Migrant workers to countries such as Bahrain, Kuwait and Qatar endure a “triangle of oppression,” in which they pay steep fees to get a job, generally have their passports taken by employers once they arrive in country and then find they have no legal protection or recourse when they are abused, said Sarah Leah Whitson, executive director for the Middle East and North Africa Division of Human Rights Watch.
Whitson, who described the migrant worker experience as “akin to indentured servitude,” was one of four panelists at a Capitol Hill briefing this week, “Modern Day Slavery: Combating Migrant Labor Abuses and Ending Human Trafficking in the Gulf.”
Sponsored by the Solidarity Center and the Americans for Democracy and Human Rights in Bahrain (ADHRB), the panel was moderated by Solidarity Center Executive Director Shawna Bader-Blau, who noted the importance of shining “a light on migrant exploitation in the Gulf as part of the broader global fight against human trafficking and forced labor.” Other panelists were James Suzano, ADHRB legal officer, and James Lynch, researcher at Amnesty International London.
The panel was the second of two Capitol Hill events on July 8 highlighting the plight of the 90 million migrants who cross borders every year to work. In the Middle East, some 18.6 million migrant workers toil at jobs such as construction and domestic work.
Panelists repeatedly pointed to the brutality of the employer sponsorship system in Gulf countries “which emboldens employers to mistreat workers,” said Suzano. Known as kafala, the system requires foreign workers to have an employer sponsor, prevents workers from changing jobs without employer approval or judicial authorization, and deports workers who seek new employment or flee abusive conditions. Although most Gulf countries recently have enacted laws to address the abuses inherent in kafala, panelists noted that these laws are not enforced.
Further, said Lynch, it is impossible to “understand the vested interests” that perpetuate employer sponsorship programs in Gulf countries and around the world. Employers benefit from a captive workforce who cannot negotiate for better pay and working conditions—or report abuse to authorities. And often, corruption in governments may mean officials are working with labor recruiters.
Middle Eastern governments refuse to grant citizenship to migrants who have made the country their home for many years, denying them fundamental rights such as the freedom to join unions, bargain collectively and strike, several panelists said. In most Gulf countries, migrant workers comprise the vast majority of the working population, toiling particularly in difficult jobs such as construction and domestic service, yet are not even guaranteed a minimum wage.
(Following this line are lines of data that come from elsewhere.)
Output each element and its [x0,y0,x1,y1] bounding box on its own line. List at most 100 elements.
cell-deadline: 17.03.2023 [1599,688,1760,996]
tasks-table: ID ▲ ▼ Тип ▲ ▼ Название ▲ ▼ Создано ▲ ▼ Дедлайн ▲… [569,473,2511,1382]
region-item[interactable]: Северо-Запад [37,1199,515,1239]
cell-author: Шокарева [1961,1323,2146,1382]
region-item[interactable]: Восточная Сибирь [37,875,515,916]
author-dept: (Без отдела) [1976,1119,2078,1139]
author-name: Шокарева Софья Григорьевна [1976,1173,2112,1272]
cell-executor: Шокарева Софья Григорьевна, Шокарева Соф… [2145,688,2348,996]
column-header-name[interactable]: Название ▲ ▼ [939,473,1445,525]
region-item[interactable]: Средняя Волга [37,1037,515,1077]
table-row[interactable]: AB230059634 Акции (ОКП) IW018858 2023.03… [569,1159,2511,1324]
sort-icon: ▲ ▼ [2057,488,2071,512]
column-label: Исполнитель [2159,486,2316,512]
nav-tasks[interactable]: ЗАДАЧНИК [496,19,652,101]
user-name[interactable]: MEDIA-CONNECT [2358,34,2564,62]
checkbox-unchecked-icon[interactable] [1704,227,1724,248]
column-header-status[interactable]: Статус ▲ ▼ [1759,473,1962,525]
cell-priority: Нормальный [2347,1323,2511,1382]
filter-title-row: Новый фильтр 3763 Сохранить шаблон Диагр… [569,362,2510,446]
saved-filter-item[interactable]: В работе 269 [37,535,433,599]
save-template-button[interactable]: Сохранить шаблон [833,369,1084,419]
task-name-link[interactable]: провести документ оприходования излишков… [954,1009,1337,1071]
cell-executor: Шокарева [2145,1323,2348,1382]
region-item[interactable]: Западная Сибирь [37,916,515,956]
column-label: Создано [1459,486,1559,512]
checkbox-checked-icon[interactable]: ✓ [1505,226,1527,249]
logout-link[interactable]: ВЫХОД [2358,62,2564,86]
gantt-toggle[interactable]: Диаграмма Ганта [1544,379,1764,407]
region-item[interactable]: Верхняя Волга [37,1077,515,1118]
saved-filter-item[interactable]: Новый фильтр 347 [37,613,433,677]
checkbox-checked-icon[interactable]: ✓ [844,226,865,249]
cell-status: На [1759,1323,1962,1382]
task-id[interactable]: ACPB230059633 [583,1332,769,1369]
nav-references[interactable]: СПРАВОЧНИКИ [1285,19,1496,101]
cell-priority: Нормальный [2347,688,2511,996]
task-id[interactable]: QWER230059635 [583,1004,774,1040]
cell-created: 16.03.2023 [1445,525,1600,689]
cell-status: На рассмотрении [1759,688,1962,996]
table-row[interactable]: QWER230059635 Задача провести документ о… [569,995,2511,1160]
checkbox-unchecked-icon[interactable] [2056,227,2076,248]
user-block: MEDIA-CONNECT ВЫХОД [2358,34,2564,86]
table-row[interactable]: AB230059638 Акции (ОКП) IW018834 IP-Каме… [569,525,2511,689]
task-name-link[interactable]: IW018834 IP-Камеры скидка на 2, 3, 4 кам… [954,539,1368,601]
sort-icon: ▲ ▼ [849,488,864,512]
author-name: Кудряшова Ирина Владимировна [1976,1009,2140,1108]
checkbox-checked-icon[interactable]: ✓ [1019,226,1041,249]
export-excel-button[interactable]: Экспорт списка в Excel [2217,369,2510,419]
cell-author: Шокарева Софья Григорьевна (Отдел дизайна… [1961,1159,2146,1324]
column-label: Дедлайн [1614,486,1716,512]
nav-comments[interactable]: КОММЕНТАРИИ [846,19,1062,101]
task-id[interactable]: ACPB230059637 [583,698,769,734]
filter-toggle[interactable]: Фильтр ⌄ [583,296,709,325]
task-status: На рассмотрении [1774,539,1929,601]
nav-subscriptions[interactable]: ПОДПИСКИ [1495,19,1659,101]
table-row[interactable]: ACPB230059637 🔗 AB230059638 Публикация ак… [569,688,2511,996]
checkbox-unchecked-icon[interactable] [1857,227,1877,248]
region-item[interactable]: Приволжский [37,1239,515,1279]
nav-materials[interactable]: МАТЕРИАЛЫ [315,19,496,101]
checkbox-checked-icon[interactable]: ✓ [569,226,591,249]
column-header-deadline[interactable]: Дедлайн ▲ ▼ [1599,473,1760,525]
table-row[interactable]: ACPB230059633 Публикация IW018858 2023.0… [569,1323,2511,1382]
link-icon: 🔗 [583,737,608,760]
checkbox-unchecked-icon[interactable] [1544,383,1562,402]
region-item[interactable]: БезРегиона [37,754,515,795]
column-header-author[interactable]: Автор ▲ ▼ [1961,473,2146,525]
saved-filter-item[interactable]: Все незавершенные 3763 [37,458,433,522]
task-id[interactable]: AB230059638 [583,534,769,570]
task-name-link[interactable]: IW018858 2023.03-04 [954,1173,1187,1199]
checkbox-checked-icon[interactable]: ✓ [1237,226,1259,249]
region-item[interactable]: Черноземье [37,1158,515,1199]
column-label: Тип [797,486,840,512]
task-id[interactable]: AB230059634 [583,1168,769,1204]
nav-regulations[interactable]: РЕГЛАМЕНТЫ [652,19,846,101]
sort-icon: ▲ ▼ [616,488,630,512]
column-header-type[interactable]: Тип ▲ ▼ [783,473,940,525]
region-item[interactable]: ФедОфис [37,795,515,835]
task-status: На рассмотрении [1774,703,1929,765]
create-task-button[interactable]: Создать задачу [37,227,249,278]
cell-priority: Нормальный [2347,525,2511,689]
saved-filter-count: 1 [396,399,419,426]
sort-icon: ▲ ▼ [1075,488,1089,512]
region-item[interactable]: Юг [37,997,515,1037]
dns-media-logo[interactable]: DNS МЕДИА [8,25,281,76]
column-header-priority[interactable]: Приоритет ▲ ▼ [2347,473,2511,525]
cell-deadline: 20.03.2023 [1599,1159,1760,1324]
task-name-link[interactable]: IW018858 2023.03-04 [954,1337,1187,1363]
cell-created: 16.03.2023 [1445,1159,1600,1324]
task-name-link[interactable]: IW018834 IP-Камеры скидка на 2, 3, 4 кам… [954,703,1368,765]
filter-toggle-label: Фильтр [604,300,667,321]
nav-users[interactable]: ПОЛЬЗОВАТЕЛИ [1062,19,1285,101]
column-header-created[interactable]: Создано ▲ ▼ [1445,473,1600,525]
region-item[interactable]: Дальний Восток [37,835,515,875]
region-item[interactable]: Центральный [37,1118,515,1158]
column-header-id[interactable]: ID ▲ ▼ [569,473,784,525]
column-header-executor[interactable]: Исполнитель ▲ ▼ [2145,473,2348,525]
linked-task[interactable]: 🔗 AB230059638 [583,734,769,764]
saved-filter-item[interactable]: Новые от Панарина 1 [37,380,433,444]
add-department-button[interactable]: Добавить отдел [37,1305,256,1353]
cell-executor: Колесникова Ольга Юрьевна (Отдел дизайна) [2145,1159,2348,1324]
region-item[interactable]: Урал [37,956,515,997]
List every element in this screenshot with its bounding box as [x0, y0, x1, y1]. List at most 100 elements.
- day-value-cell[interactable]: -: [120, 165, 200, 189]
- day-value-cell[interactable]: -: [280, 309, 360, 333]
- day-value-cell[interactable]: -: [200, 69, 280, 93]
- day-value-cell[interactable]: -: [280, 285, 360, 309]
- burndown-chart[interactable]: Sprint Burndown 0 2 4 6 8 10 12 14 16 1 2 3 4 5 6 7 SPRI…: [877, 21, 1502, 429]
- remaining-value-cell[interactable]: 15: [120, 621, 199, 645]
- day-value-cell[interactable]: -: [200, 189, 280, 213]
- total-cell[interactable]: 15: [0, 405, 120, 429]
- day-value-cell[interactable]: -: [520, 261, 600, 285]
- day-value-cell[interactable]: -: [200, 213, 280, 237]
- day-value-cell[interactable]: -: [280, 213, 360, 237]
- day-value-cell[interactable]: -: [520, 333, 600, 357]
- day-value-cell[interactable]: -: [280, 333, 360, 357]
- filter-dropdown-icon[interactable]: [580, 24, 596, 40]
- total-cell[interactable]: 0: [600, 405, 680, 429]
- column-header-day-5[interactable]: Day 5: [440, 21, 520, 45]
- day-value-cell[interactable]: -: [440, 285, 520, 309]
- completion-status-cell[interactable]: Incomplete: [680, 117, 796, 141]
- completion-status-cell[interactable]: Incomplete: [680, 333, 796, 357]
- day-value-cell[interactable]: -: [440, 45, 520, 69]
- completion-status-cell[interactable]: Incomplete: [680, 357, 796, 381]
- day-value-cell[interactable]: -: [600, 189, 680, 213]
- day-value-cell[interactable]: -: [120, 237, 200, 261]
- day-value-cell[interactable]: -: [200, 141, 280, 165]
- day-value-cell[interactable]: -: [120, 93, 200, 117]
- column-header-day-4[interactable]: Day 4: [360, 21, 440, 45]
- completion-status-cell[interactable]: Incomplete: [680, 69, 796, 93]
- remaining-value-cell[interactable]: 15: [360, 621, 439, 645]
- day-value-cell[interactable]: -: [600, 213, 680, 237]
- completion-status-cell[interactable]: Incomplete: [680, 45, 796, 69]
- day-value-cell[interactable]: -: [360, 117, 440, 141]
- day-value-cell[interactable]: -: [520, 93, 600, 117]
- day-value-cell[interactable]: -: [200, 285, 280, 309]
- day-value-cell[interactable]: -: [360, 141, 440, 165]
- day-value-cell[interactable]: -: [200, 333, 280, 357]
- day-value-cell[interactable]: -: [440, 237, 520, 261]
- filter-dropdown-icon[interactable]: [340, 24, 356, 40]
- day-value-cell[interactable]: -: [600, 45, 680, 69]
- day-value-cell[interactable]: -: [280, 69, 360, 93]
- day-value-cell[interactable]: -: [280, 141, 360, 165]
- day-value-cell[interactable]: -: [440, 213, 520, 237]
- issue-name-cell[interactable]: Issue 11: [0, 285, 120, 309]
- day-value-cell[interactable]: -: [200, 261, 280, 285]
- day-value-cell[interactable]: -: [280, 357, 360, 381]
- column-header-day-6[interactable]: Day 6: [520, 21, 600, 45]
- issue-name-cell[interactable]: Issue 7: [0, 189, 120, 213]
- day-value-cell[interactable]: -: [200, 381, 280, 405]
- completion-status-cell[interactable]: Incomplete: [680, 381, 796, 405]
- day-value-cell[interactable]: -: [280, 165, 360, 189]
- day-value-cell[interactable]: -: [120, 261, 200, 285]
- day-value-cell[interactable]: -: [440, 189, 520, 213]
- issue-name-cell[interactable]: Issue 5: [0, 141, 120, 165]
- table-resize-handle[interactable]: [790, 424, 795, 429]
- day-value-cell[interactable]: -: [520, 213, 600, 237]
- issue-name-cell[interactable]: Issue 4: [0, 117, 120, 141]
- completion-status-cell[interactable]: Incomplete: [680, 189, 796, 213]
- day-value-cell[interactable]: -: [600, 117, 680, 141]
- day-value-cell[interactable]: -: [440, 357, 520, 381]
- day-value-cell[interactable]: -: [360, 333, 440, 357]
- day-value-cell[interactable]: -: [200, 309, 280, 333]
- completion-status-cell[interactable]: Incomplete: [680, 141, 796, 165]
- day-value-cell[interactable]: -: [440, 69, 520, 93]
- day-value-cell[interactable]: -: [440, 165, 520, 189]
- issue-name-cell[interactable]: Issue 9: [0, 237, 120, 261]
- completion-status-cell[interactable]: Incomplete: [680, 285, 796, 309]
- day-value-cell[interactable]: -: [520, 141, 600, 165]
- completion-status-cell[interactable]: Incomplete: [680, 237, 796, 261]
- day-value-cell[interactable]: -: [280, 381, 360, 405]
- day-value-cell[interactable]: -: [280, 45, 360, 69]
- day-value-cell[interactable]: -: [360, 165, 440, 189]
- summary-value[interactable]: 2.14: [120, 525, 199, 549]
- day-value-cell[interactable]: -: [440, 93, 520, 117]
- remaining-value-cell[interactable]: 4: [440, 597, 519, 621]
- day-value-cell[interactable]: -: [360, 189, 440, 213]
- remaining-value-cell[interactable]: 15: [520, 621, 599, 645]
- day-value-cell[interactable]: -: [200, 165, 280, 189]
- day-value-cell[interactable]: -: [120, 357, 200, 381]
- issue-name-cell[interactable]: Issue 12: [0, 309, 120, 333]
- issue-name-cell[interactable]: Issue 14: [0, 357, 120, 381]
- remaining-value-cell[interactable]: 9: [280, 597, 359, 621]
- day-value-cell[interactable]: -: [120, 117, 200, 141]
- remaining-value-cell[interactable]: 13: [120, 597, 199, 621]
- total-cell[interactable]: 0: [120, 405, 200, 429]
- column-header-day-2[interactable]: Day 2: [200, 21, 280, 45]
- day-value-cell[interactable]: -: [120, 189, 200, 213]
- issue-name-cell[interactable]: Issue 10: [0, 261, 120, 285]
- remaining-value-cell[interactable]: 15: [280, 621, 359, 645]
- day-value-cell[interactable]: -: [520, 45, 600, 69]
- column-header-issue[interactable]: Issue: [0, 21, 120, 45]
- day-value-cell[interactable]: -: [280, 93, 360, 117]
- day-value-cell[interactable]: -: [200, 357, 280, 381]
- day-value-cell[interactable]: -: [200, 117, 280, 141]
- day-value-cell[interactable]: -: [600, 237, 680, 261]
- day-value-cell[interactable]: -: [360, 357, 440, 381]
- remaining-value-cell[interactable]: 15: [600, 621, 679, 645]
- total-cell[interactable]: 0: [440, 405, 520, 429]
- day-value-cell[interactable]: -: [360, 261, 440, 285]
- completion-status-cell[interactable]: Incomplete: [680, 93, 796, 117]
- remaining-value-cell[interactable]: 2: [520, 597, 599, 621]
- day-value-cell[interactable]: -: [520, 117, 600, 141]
As elsewhere around the world, migrants in the region are trafficked for what often turns out to be forced labor. “Human trafficking is much more prevalent than sex trafficking and it needs to be more comprehensively addressed,” said Suzano.
“Ultimately, said Bader-Blau, “the problem of human trafficking in the Gulf is a problem of migrant worker exploitation, and that is a problem of global governance of migration and a problem fundamentally of worker rights and human rights.